The cover drew me in immediately. I loved the colors, the title, and the beautiful outdoor picnic setting. I liked that you didn't see the heads of these women and were able to make up your own picture of who they all are. Sitting in pretty skirts and dresses, in old school patio chairs, around a pretty table with a backdrop of luscious green grass is inviting. I like to do those things myself- especially the pretty skirt part.
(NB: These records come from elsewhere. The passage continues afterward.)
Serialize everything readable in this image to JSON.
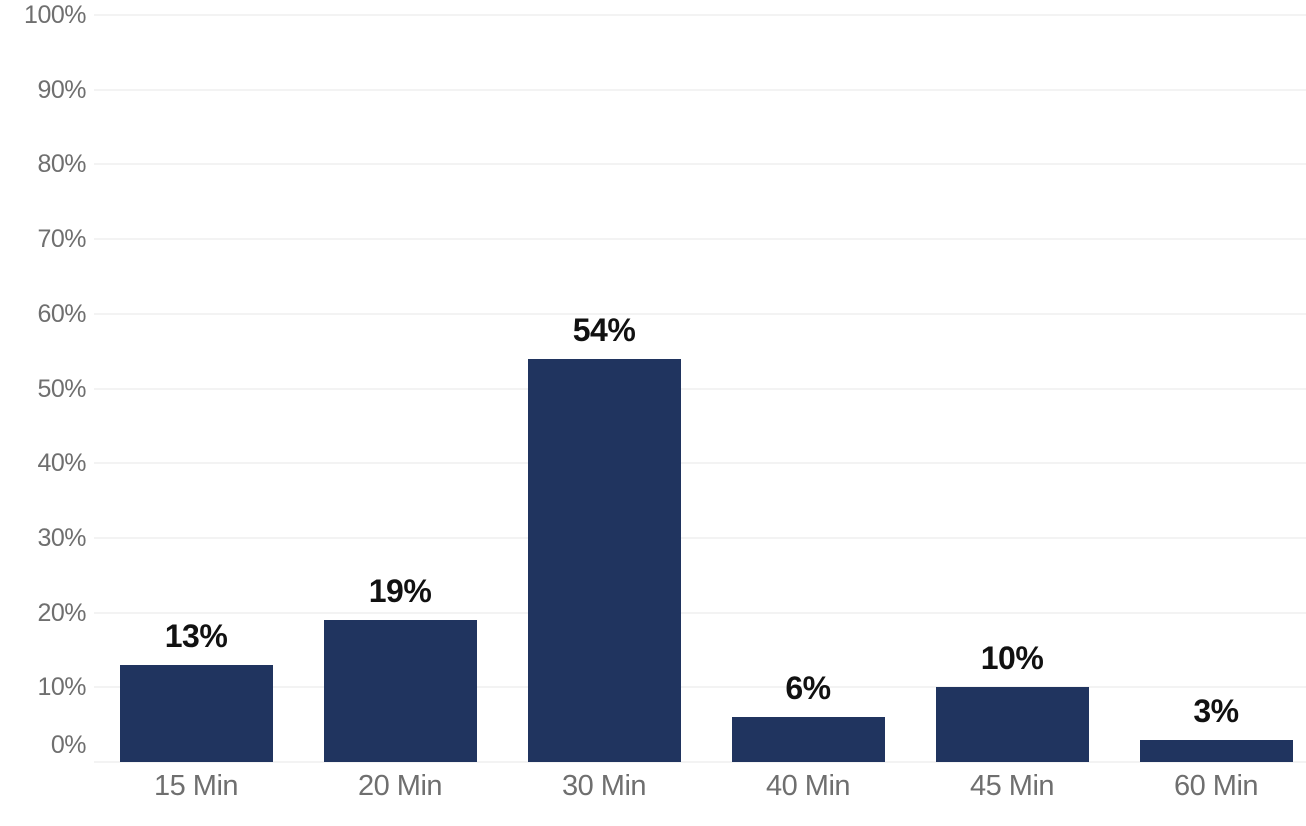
{
  "chart_data": {
    "type": "bar",
    "title": "",
    "xlabel": "",
    "ylabel": "",
    "categories": [
      "15 Min",
      "20 Min",
      "30 Min",
      "40 Min",
      "45 Min",
      "60 Min"
    ],
    "values": [
      13,
      19,
      54,
      6,
      10,
      3
    ],
    "data_labels": [
      "13%",
      "19%",
      "54%",
      "6%",
      "10%",
      "3%"
    ],
    "ylim": [
      0,
      100
    ],
    "y_tick_step": 10,
    "y_tick_labels": [
      "0%",
      "10%",
      "20%",
      "30%",
      "40%",
      "50%",
      "60%",
      "70%",
      "80%",
      "90%",
      "100%"
    ],
    "grid": "horizontal",
    "legend": "none",
    "colors": {
      "bar": "#20345f",
      "value_label": "#111111",
      "axis_label": "#6f6f6f",
      "gridline": "#f3f3f3",
      "background": "#ffffff"
    }
  }
}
I was drawn in by the title naming the town as Freeville. I live in Binghamton, NY and take frequent drives to Ithaca for music, arts, and great food. Freeville in just north of Dryden, the town that out lies Ithaca on our way in. I've driven through the very very very small town of Freeville before. I enjoy reading books with familiar places- I like knowing the places I'm reading about in a much more intimate way than just through my minds eye. Many of the places Amy visits and speaks of in this memoir are areas or places I know well. Some of the diners and roads are familiar to me, as well as the general landscape of the area.
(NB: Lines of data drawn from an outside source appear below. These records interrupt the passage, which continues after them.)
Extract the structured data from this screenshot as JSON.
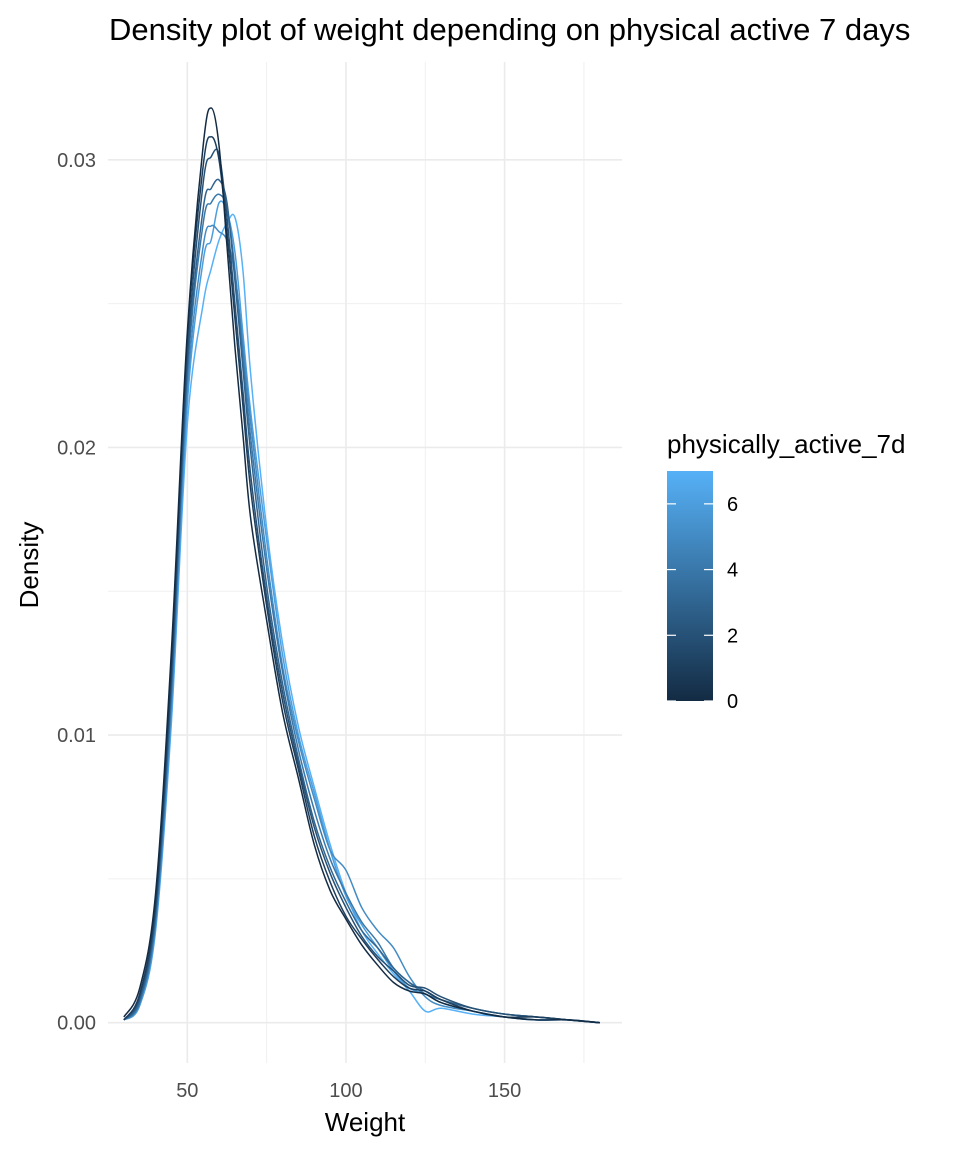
{
  "chart_data": {
    "type": "line",
    "title": "Density plot of weight depending on physical active 7 days",
    "xlabel": "Weight",
    "ylabel": "Density",
    "xlim": [
      25,
      187
    ],
    "ylim": [
      -0.0014,
      0.0334
    ],
    "x_ticks": [
      50,
      100,
      150
    ],
    "x_tick_labels": [
      "50",
      "100",
      "150"
    ],
    "y_ticks": [
      0.0,
      0.01,
      0.02,
      0.03
    ],
    "y_tick_labels": [
      "0.00",
      "0.01",
      "0.02",
      "0.03"
    ],
    "grid": true,
    "legend": {
      "title": "physically_active_7d",
      "position": "right",
      "type": "colorbar",
      "range": [
        0,
        7
      ],
      "ticks": [
        0,
        2,
        4,
        6
      ],
      "tick_labels": [
        "0",
        "2",
        "4",
        "6"
      ],
      "low_color": "#132b43",
      "high_color": "#56b1f7"
    },
    "x": [
      30,
      35,
      40,
      45,
      50,
      55,
      57.5,
      60,
      62.5,
      65,
      67.5,
      70,
      75,
      80,
      85,
      90,
      95,
      100,
      105,
      110,
      115,
      120,
      125,
      130,
      140,
      150,
      160,
      170,
      180
    ],
    "series": [
      {
        "value": 0,
        "y": [
          0.0002,
          0.0012,
          0.0045,
          0.013,
          0.024,
          0.0305,
          0.0318,
          0.0305,
          0.027,
          0.0235,
          0.0205,
          0.0175,
          0.014,
          0.0108,
          0.0085,
          0.0062,
          0.0046,
          0.0036,
          0.0027,
          0.002,
          0.0014,
          0.0011,
          0.001,
          0.0007,
          0.0004,
          0.0002,
          0.0001,
          0.0001,
          0.0
        ]
      },
      {
        "value": 1,
        "y": [
          0.0001,
          0.001,
          0.0042,
          0.0125,
          0.0238,
          0.0298,
          0.0308,
          0.03,
          0.0275,
          0.0245,
          0.0215,
          0.0185,
          0.0145,
          0.0112,
          0.0088,
          0.0065,
          0.0049,
          0.0037,
          0.0029,
          0.0022,
          0.0016,
          0.0012,
          0.0011,
          0.0008,
          0.0004,
          0.0002,
          0.0002,
          0.0001,
          0.0
        ]
      },
      {
        "value": 2,
        "y": [
          0.0001,
          0.0009,
          0.004,
          0.0122,
          0.0232,
          0.0292,
          0.0301,
          0.0302,
          0.028,
          0.025,
          0.022,
          0.019,
          0.0148,
          0.0115,
          0.009,
          0.0068,
          0.0052,
          0.004,
          0.003,
          0.0023,
          0.0018,
          0.0013,
          0.0012,
          0.0009,
          0.0005,
          0.0003,
          0.0002,
          0.0001,
          0.0
        ]
      },
      {
        "value": 3,
        "y": [
          0.0001,
          0.0008,
          0.0038,
          0.0118,
          0.0228,
          0.0283,
          0.029,
          0.0293,
          0.0285,
          0.0258,
          0.0228,
          0.0198,
          0.0152,
          0.0118,
          0.0092,
          0.007,
          0.0054,
          0.0042,
          0.0032,
          0.0026,
          0.0019,
          0.0014,
          0.0011,
          0.0008,
          0.0005,
          0.0003,
          0.0002,
          0.0001,
          0.0
        ]
      },
      {
        "value": 4,
        "y": [
          0.0001,
          0.0007,
          0.0036,
          0.0115,
          0.0225,
          0.0278,
          0.0285,
          0.0288,
          0.0283,
          0.0262,
          0.0232,
          0.0203,
          0.0158,
          0.0122,
          0.0095,
          0.0074,
          0.0057,
          0.0045,
          0.0035,
          0.0028,
          0.0019,
          0.0014,
          0.001,
          0.0008,
          0.0005,
          0.0003,
          0.0002,
          0.0001,
          0.0
        ]
      },
      {
        "value": 5,
        "y": [
          0.0001,
          0.0007,
          0.0035,
          0.0112,
          0.022,
          0.027,
          0.0277,
          0.0275,
          0.0272,
          0.026,
          0.0236,
          0.0208,
          0.0162,
          0.0124,
          0.0098,
          0.0078,
          0.006,
          0.0053,
          0.004,
          0.0032,
          0.0026,
          0.0016,
          0.0009,
          0.0006,
          0.0004,
          0.0002,
          0.0001,
          0.0001,
          0.0
        ]
      },
      {
        "value": 6,
        "y": [
          0.0001,
          0.0006,
          0.0033,
          0.0108,
          0.0215,
          0.0265,
          0.0272,
          0.0285,
          0.0282,
          0.0268,
          0.024,
          0.0212,
          0.0168,
          0.0128,
          0.01,
          0.008,
          0.006,
          0.0044,
          0.0034,
          0.0026,
          0.0018,
          0.0012,
          0.001,
          0.0007,
          0.0004,
          0.0002,
          0.0001,
          0.0001,
          0.0
        ]
      },
      {
        "value": 7,
        "y": [
          0.0001,
          0.0006,
          0.0032,
          0.0105,
          0.0208,
          0.025,
          0.0262,
          0.0272,
          0.0278,
          0.028,
          0.0262,
          0.0225,
          0.0172,
          0.0132,
          0.0103,
          0.0082,
          0.0062,
          0.0045,
          0.0032,
          0.0024,
          0.0017,
          0.0011,
          0.0004,
          0.0005,
          0.0003,
          0.0002,
          0.0001,
          0.0001,
          0.0
        ]
      }
    ]
  }
}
Finally, after all this made me pick the book up, I turned it over to find out it was by Amy Dickinson of "Ask Amy". I don't regularly read her column, but I have before and I just think the idea of it is cool. Also, reading the back paints a picture of second chances and relationships between women.
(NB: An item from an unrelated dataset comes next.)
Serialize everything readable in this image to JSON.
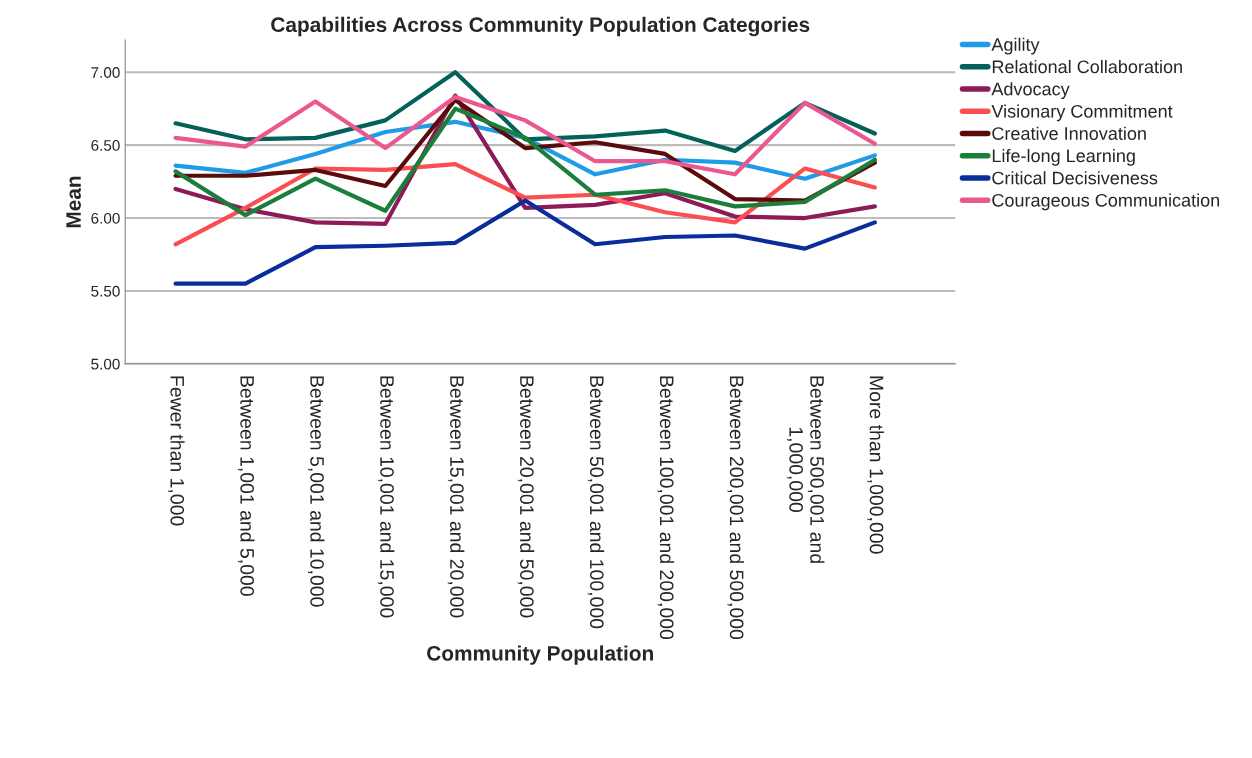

I read the book sitting out in the sun the past few days. The Mighty Queens of Freeville truly is about second chances, missed opportunity, karma, love, loss, family, women, and the strength that keeps us going. The story chronicles Amy's life growing up in a small town raised by her mother and the other women in her family. Surrounded by the cushion of a small town and wrapped in the arms of strong women, Amy is able to have a successful life and begins her own mothering to her daughter Emily in London. However, my was unable to break the family curse of single motherhood. Left in shock and pain when her husband leaves her, Amy must decide what is best for her and her young daughter. She goes back to the place she knows best. Amy floats between Washington DC, Freeville, and Chicago throughout the book. She raises Emily to be a strong women like herself, surrounded with caring and compassionate women. Emily & Amy travel between Chicago and Freeville, as well as between Washington DC and Freeville quite often. Distance does not stop them from forming relationships with a beautiful circle of queens. Amy learns about love, loss, and life- and she learns that sometimes it is best to say "well, that just happened" and move forward. She also learns to move on and let go, in many forms. She has to move on from her cheating husband as well as let go of Emily and allow her to make her own choices. Amy readily admits that Emily was an easy child to raise, but that doesn't water down the fact that she still raised a daughter flying solo. Amy finds a way to balance family, work, and the pursuit of happiness quite well. Although it wasn't easy getting there, Amy is able to find it all.
Overall, I really enjoyed this book. It was a quite easy read, punctuated by humor and tears. It paints a picture of how dynamic of a women Amy Dickinson is and how she did it- by 'failing up' as she would say. It is inspiring to read... reminding me of the strength of women and of family bonds, especially the tie between mother and daughter. The only part I was not in love with was the general structure of the memoir. It did a lot of jumping around- years, relationships and events all jumble together as she flips from scenario to scenario in the book. Still, it is easy to follow.. just takes a bit of paying attention!
Amy gives advice in her column, but if you truly want some good life lessons learned- read this book.